Websockets start as a GET request that can either be upgraded to a websocket via a 101, switching protocols, response or any other response. The choice of what to do, or how to respond, is often not possible in other frameworks and is one of the motivating aims in Quart. In addition as websockets are very similar to requests, Quart aims to have analogues functionality between websockets and requests.

Request analogues#

Websockets are very similar to GET requests, to the extent that is was tempting to simply extend the Flask request API to include websocket functionality. This would likely cause surprise to users of Flask-Sockets or Flask-SocketIO which set the de-facto Flask standard. Therefore I decided to introduce the websocket functionality alongside the existing request functionality.

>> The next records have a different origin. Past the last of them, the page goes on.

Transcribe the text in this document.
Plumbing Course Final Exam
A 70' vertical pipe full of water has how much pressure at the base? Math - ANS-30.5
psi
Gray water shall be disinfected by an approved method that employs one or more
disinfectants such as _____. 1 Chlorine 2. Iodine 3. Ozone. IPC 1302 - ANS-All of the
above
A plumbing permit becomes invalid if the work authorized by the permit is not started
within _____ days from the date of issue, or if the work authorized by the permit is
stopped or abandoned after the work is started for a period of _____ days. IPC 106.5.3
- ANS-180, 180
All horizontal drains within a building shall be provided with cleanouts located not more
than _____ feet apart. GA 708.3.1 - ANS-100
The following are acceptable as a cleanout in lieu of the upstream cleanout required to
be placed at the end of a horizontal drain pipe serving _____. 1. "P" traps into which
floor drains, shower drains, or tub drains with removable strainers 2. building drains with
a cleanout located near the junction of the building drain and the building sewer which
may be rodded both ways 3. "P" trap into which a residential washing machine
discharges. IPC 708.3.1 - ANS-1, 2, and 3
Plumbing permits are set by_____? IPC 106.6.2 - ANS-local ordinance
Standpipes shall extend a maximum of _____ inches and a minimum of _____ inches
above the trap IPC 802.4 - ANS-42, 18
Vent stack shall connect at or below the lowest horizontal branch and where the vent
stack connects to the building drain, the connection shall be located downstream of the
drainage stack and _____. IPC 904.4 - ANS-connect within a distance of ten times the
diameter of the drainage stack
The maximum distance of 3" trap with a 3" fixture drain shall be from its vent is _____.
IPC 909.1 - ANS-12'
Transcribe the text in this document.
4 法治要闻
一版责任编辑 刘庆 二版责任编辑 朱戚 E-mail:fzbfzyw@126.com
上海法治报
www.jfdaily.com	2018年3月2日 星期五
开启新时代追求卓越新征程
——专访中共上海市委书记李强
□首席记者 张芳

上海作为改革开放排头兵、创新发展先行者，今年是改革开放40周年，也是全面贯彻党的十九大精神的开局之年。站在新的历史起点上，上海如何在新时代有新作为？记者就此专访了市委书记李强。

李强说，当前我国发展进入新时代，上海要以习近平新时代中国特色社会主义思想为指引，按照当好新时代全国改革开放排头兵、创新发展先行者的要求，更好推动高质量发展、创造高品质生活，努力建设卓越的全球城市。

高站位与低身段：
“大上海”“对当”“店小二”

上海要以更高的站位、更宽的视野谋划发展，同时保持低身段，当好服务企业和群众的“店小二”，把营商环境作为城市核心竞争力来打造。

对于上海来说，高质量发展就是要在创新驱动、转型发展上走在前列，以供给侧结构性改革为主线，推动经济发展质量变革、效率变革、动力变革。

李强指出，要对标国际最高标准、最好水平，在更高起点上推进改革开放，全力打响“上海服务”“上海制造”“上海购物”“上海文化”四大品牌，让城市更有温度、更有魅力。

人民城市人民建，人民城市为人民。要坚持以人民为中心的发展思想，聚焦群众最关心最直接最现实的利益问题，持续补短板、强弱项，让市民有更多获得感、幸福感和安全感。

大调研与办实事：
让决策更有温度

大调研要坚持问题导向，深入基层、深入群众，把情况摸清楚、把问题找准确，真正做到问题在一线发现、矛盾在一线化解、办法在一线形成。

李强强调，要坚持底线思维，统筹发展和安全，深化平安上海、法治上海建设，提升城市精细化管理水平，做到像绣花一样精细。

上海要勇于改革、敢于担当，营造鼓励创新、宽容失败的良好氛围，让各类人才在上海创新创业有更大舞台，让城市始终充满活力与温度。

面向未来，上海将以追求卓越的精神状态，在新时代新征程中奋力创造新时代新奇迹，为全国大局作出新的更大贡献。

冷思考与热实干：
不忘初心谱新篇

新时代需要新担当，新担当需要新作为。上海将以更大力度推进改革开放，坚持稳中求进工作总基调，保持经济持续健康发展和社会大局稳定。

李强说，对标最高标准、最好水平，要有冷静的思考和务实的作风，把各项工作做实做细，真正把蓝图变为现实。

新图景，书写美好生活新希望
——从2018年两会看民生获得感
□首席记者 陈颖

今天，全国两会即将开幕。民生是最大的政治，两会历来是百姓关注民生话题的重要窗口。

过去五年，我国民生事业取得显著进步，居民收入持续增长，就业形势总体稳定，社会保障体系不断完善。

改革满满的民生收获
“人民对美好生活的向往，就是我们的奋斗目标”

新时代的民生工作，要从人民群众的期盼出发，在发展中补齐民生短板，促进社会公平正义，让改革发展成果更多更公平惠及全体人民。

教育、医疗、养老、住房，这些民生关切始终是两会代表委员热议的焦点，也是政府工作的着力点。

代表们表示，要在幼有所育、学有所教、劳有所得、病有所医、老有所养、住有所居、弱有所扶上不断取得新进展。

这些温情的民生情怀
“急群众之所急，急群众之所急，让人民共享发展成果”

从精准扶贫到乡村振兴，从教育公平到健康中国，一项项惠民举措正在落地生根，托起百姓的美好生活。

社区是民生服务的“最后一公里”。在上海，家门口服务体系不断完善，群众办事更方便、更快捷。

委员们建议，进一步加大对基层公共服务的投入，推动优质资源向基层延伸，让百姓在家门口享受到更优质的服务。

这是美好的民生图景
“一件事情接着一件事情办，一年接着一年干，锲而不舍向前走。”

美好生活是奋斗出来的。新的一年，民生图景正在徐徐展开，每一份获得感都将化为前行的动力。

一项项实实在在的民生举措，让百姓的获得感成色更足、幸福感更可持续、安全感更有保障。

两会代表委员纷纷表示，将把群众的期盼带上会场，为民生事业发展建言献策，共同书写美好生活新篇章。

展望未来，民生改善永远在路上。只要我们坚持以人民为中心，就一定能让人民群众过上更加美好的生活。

As websockets are so similar to GET requests it makes sense to produce an analogue for all the functionality available for requests. For example. before_request() and before_websocket() and there is a websocket context alongside the request context.

Response or Upgrade#

The utility of being able to choose how to respond, or whether to upgrade, is best shown when considering authentication. In the example below a typical login_required decorator can be used to prevent unauthorised usage of the websocket.

def login_required(func):
    async def wrapper(*args, **kwargs):
        if websocket.authentication == (...):
            return await func(*args, **kwargs)
    return wrapper

async def ws():
    while True:
        await websocket.receive()

Quart also allows for the acceptance response (101) to be manually sent via accept() as this gives the framework user full control.


This functionality is only useable with ASGI servers that implement the Websocket Denial Response extension. If the server does not support this extension Quart will instruct the server to close the connection without a response. Hypercorn, the recommended ASGI server, supports this extension.